How first Covid wave devastated East London’s Somali community
Somali families living in east London experienced “acutely high” infection and death rates during the Covid pandemic, a new study has found.
Researchers found that a late lockdown and “community-insensitive” public health approach contributed a higher fatality rate in the community during the first wave of the pandemic in March 2020.
High rates of illness were prolonged throughout the pandemic due to the “legacy of historic poverty, housing density and institutional racism”, the report found.
Ethnic minority communities in London suffered a disproportionate number of fatalities during the pandemic and campaigners have called for race to be at the centre of the official Covid inquiry.
The report, published in the Journal of the British Academy, was authored by Dr Farah Bede, a Somali GP working in the East End, and Prof Joanna Lewis, a professor of history at the London School of Economics (LSE).
Data was gathered from anonymised patient records in primary care, in-depth interviews with residents, GP testimony and the feedback of preliminary findings from a group of 100 local council health-workers in the area.
The authors note that Somali men were the first to be impacted by the disease, with occupations such as Uber drivers, hospital porters and street cleaners particularly hard-hit.
Mohammed, in his fifties, was working as a taxi-driver and caught the virus in early April.
“I couldn’t get a test as there was no community testing. I wished I could have known earlier and not passed it onto my family,” he said.
Muna, a community leader, said that at one point “‘there were five deaths a day of people known to us …. We know families that got wiped out”.
The initial high rates of men hospitalised made the wider local community less likely to report symptoms or to delay reporting serious breathing problems. This was due to “a massive fear of going to hospitals and dying alone”, the report said. Many of the interviewees in the report “recalled people falling ill or dying in April”.
The report said that “limited English” was a factor in persistent high death rates as vulnerable patients were unable to seek treatment without assistance from children, friends or neighbours. Over half of respondents recorded issues dealing with receptionists at GP surgeries, with complaints that the health service had “less Somali focused community health initiatives”.
Osob, an elderly Somali woman, recalled how one of her neighbours had deteriorated during the first lockdown, in which all socialising was banned.
“She became very lonely, stopped going out for walks and deteriorated quickly. She was admitted to the hospital and died soon after.”
Many in the community on “fragile incomes” were forced to keep working in frontline jobs throughout the lockdown despite the risk of getting ill. These roles became a “vector of transmission”.
Zamzam, an interviewee, said she had done overnight stays as a carer with recently discharged elderly Covid-19 patients, despite there being no test done on return to the community to confirm they were negative.
The report also mentioned the problem of “poor housing and overcrowding” in east London leading to increased transmission of the virus.
“Of the primary care patient records reviewed, the majority of patients were found to live in one- to two-bed flats with the living room converted to an extra bedroom,” the authors wrote.
“On average there were 4.7 people living in each flat.”
They added: “Disproportionate number of deaths from COVID-19 in BAME communities can be explained in part by the conditions in which people live. More research is required looking at the intersection of multi-generational living and of overcrowded accommodation in the generation of health inequity.”
The report also criticised “inconsistency” in the Government’s public health messaging and communication with patients, which created a “lack of trust”.
It added that vulnerability to Covid-19, mental health and economic inequity are “interlinked”, with the virus affecting people’s ability to find employment and impacting their wellbeing.
Concluding their report, the authors said the impact of Covid-19 on the Somali community was a “perfect storm” that “severely tested and sometimes shattered their coping mechanisms and halted the masking of their underlying precarious health”.

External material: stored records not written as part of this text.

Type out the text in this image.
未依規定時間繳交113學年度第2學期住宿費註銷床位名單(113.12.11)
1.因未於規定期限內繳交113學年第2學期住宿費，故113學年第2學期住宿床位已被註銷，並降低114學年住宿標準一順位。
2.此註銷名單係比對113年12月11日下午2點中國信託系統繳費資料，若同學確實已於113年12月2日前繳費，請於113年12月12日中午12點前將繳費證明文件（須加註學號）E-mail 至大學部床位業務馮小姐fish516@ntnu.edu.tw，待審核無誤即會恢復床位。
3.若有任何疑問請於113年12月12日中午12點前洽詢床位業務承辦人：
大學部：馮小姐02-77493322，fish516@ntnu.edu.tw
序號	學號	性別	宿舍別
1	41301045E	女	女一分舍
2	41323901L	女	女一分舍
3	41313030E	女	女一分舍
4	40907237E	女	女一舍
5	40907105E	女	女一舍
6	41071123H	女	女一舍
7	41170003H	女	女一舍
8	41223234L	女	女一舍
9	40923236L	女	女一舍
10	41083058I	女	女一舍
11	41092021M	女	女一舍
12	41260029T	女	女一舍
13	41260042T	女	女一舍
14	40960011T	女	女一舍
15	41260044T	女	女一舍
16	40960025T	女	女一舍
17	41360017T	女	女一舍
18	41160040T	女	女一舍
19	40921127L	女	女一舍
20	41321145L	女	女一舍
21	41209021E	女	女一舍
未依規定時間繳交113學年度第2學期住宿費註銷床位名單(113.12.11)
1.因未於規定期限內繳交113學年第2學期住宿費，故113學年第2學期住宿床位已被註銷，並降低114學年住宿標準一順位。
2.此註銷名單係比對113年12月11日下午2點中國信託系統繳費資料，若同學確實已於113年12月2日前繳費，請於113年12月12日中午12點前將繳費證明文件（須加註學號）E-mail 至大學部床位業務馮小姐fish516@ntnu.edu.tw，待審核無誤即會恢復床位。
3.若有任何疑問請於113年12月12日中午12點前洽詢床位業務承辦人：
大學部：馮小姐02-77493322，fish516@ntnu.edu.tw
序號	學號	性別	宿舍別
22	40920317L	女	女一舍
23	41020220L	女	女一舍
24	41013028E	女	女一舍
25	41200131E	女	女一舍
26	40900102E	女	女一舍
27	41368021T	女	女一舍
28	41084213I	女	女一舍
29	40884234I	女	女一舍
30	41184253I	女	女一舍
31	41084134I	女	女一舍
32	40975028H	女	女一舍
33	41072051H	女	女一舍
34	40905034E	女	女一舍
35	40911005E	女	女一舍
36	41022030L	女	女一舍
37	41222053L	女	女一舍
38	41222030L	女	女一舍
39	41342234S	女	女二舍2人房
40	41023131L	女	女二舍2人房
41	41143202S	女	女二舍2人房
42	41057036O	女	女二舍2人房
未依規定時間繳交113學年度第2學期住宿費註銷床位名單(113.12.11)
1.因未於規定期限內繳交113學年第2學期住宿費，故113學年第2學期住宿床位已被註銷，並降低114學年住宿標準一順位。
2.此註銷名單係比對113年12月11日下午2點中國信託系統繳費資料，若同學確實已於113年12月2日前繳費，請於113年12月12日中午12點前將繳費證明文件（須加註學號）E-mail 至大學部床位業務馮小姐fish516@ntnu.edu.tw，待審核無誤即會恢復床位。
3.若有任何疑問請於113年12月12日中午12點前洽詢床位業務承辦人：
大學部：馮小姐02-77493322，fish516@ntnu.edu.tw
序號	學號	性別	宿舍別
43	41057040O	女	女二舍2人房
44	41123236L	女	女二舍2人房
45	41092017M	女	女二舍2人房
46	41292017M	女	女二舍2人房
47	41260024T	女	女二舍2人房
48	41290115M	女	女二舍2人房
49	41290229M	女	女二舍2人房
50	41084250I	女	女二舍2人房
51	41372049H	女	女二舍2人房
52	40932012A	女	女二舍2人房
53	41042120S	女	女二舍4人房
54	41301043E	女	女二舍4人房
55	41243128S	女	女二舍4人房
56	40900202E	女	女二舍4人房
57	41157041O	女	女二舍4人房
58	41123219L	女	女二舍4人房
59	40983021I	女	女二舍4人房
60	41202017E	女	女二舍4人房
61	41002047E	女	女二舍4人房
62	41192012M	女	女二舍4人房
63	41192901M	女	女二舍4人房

They added that high infection and death rates had last longer due to the “intersection of historic socio-economic and health inequalities that include racism”.
Researchers called for an increase in trained Somali health experts, community sensitive data and an increased number of local networks to help reduce inequalities. A “culturally sensitive” approach is also needed to build up “future resilience” for the Somali community, the authors said.